KARACHI: Pakistan has seen a massive increase in the scale of illegal wildlife trade over the past few years, which can be gauged from the fact that the country reported seizures of 5,717 turtles last year alone.
The situation is the result of multiple factors that include ineffective implementation of legislation and low penalties, inadequate inter-agency coordination and cooperation, serious funding constraints and capacity gaps provincial wildlife departments have been facing for a long time.
These were some important observations made during the inaugural session of a four-day consultative and capacity building workshop which opened at a local hotel on Tuesday.
Part of a USAID-funded project being implemented by the World Wide Fund for Nature-Pakistan, the workshop is the last of a series of such events conducted in different cities to seek recommendations from relevant stakeholders to develop a national level strategy to combat wildlife crimes in the country.
Welcoming the guests, senior director-biodiversity at the WWF-P Rab Nawaz said the illegal wildlife trade had been recognised as an organised crime last year by the United Nations, which believed that illegal wildlife trade should have the same enforcement tools, techniques and penalties as other illegal practices.
“It is the fourth most lucrative illegal trade falling closely behind drugs, counterfeiting and human trafficking and generates an estimated $19 billion annually,” he told the audience.
An assessment of 102 web portals and social network platforms and individual Facebook pages, he pointed out, had showed that an online wildlife market existed in Pakistan and the scale of e-crime was on the rise.
He also shared the data based on the reported cases relating to illegal turtle and falcon trade according to which 41 falcons were seized in Hyderabad and Karachi while 5,717 turtles were confiscated last year in Lahore and Karachi. The latter were valued about Rs143 million (per their international market price).
Highlighting some key feature of the 11-month project titled Combating Illegal Wildlife Trade by Establishing a National Monitoring Network that Benefits Local Communities and Environment, he said the organisation planned to bring all relevant stakeholders on board to formulate a national level action plan to control illegal wildlife trade in the country.

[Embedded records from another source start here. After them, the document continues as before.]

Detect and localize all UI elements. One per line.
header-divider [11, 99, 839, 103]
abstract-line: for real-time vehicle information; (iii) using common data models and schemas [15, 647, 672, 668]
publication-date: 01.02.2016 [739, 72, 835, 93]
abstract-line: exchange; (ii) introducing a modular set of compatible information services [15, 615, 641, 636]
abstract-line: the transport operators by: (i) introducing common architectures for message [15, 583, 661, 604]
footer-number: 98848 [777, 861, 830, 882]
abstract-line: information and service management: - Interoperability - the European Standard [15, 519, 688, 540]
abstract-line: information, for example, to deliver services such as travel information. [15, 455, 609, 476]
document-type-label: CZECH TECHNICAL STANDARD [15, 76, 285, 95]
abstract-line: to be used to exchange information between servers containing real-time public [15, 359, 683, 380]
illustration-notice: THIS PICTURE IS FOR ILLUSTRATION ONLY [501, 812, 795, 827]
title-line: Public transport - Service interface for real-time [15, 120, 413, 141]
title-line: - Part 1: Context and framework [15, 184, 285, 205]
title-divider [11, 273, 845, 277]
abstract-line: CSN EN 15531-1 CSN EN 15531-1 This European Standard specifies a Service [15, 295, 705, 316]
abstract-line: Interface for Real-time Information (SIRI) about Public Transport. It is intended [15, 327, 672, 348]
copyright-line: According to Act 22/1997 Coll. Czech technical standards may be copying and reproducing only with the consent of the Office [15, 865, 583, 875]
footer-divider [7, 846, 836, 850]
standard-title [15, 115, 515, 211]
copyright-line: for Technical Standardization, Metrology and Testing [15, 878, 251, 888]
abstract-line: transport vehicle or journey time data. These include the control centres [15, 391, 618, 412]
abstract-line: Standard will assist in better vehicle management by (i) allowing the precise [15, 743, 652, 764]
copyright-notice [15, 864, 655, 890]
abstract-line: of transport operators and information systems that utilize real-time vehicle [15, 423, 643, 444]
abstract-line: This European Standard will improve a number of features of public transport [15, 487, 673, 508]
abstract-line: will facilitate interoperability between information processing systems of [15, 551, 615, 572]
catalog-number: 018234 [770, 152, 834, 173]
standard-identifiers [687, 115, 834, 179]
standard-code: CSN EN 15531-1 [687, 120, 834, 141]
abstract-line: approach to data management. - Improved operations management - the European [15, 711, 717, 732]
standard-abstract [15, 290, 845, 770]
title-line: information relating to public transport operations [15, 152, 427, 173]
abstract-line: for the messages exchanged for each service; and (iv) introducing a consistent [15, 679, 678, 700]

It was said during the programme that although wildlife trade involved both flora and fauna and the country had huge asset of medicinal plants, the government seemed to lack a mechanism to protect indigenous plants.
Taking up this issue, director general of Directorate of Research and Training (Customs) Ghulam Ahmad, the chief guest, said herbal species were missing out (in the subject of illegal trade) and it’s time that native flora, as an essential part of ecosystems and national heritage, was accorded due importance and protected.
He acknowledged that enhanced capacity of Pakistan customs officials and other departments on various aspects of illegal wildlife trade would be an important step to ensure improved surveillance of wildlife traffickers.
Conservator of wildlife at the ministry of climate change Umeed Khalid gave an overview of the Convention on the International Trade in Endangered Species regulation, its implementation at the national level and various aspects of the Pakistan Trade Control Act of Wild Flora and Fauna 2012.
Replying to a question, he said rules and regulations under the new act were yet to be made.
“It’s vital that law enforcement agencies take help from new technologies as wildlife traffickers are adopting new strategies to transport wildlife,” he said.
“Given the massive scale of wildlife crimes, departmental and regional collaboration is gaining more importance.”
Regarding hunting of houbara bustard, concerns were raised over the role of the federal government and it was pointed out that provincial wildlife staff had no access to check activities of ‘foreign guests’, who were issued hunting permits by the federal government and it was important that the ministry of climate change took up this matter to combat illegal hunting.
Balochistan forest and wildlife conservator Sharifuddin Baloch highlighted efforts of his department in combating illegal wildlife trade and said public awareness and community involvement were important in addressing the challenge.
Chief conservator of Sindh Saeed Akhtar Baloch, assistant secretary wildlife at ministry of climate change Samar Hussain Khan and head of the wildlife department’s marine turtle conservation unit Adnan Hamid Khan also spoke.